The most recent USO Tours, the 79th and 80th in DCC history, took place this past holiday season. In December, half of the DCC Show Group traveled to South Korea, an annual destination. But the other half of Show Group headed in a different direction entirely, namely to Turkey, then Kuwait, spending Christmas Eve and Christmas Day in the Middle East.
The DCC-USO tradition began in 1979 when the U.S. Department of Defense requested the DCC’s presence on a USO Christmas Tour of military installations in Korea. The DCC dance performances were very enthusiastically received by troops far from home. Visits also included autograph signings, events with families on military bases, and nightly dinners with the troops.
To recognize the special bond between the DCC and the U.S. military, the USO presented the squad with the first ever “Spirit of Hope” Award back in 1997. In 2013, the USO invited the DCC to the USO Gala in Washington to help the Joint Chiefs of Staff, Congress, and the Secretary of Defense to honor the Service Members of the Year.
“The most rewarding part of that trip was our visit to Walter Reed Army Medical Center,” recalls former DCC member Sydney Durso, a veteran of many USO Tours during her seven years on the squad. “From my previous USO Tours I thought I had an appreciation for our military. But after visiting the military hospital, it’s an even greater level of appreciation for their sacrifice.
“When we go on tours overseas, we see soldiers who are in one piece and they’re healthy, for the most part. But seeing soldiers who’re back after horrific injuries and who’ve lost friends, it put so much in perspective because there heroes are in tough situations. We would fight back tears because we didn’t want to cry in front of them.
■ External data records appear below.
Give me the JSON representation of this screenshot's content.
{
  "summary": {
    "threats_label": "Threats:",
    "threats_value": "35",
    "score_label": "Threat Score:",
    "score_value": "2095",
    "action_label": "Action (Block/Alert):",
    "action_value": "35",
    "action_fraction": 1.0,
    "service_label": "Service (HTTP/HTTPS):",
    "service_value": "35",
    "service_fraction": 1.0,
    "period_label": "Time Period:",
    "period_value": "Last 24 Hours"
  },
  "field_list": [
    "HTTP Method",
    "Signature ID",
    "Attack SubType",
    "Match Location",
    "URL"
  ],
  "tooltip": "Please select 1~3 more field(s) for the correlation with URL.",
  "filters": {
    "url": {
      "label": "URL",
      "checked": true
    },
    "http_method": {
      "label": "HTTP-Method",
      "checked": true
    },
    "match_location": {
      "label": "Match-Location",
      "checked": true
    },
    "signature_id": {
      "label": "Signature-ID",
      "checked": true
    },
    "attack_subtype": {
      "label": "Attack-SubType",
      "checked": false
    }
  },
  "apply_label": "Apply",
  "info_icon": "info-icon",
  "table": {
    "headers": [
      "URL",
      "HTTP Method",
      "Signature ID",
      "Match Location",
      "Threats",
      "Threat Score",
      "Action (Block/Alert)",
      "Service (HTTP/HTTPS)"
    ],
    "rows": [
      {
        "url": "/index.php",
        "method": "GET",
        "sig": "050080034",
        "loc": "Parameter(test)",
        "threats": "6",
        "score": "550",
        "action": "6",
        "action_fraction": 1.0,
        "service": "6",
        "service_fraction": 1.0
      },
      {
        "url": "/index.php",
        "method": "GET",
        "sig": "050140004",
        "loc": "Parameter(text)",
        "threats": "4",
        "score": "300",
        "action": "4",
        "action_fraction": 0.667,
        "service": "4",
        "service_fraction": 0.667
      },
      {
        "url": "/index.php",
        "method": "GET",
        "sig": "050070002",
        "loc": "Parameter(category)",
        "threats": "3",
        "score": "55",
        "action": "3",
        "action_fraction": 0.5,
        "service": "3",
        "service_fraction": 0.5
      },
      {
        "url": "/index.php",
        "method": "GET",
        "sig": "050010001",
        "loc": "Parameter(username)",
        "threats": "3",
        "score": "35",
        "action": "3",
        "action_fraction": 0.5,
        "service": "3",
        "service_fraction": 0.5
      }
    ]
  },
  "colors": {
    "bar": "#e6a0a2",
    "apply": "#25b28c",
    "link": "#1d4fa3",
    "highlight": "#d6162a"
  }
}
“But for a few minutes they could forget about their pain and just smile and laugh. We would share stories. One guy was wearing a shirt that said ‘I had a blast in Afghanistan’. They used humor to try and stay positive.”
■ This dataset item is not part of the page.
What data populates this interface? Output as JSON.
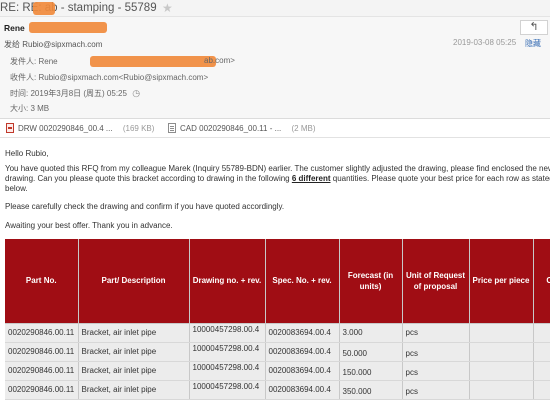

For current DCC veteran, Jennifer, the opportunity on USO Tours to work with families of service members is particularly rewarding. Tours include DCC Cheer Camps for kids, as well as youth fitness camps.
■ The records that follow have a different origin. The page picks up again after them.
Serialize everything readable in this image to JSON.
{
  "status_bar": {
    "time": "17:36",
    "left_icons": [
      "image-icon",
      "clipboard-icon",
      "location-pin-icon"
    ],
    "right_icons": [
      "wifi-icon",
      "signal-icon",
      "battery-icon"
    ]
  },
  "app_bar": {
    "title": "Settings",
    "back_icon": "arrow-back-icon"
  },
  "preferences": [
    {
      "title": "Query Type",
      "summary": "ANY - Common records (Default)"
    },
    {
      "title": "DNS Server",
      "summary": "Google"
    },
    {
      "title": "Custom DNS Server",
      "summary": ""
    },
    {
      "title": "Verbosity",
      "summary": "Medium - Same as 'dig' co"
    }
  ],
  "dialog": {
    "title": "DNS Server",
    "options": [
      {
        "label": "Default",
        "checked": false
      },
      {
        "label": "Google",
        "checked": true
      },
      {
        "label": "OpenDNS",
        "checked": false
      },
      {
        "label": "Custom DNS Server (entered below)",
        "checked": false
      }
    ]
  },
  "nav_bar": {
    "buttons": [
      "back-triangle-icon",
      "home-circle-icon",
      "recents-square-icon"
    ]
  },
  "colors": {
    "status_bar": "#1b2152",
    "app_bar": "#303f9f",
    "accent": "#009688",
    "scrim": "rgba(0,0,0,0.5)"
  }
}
“Working with the families definitely hits home harder for the soldiers than just meeting them in person,” Jennifer said of December’s trip to Camp Casey in South Korea. “They feel their career is a sacrifice for their families, so anything that brings joy to their families is ten times greater for them. Working with those kids is one of my favorite experiences.
“If you were to ask any DCC what some of her favorites parts of the organization are, they would all be service experiences. We have chance to work with charities and to visit hospitals, but by far our favorite opportunities are to work with military members. We find they are huge football enthusiasts so they’re super-excited to meet anyone associated with the NFL.”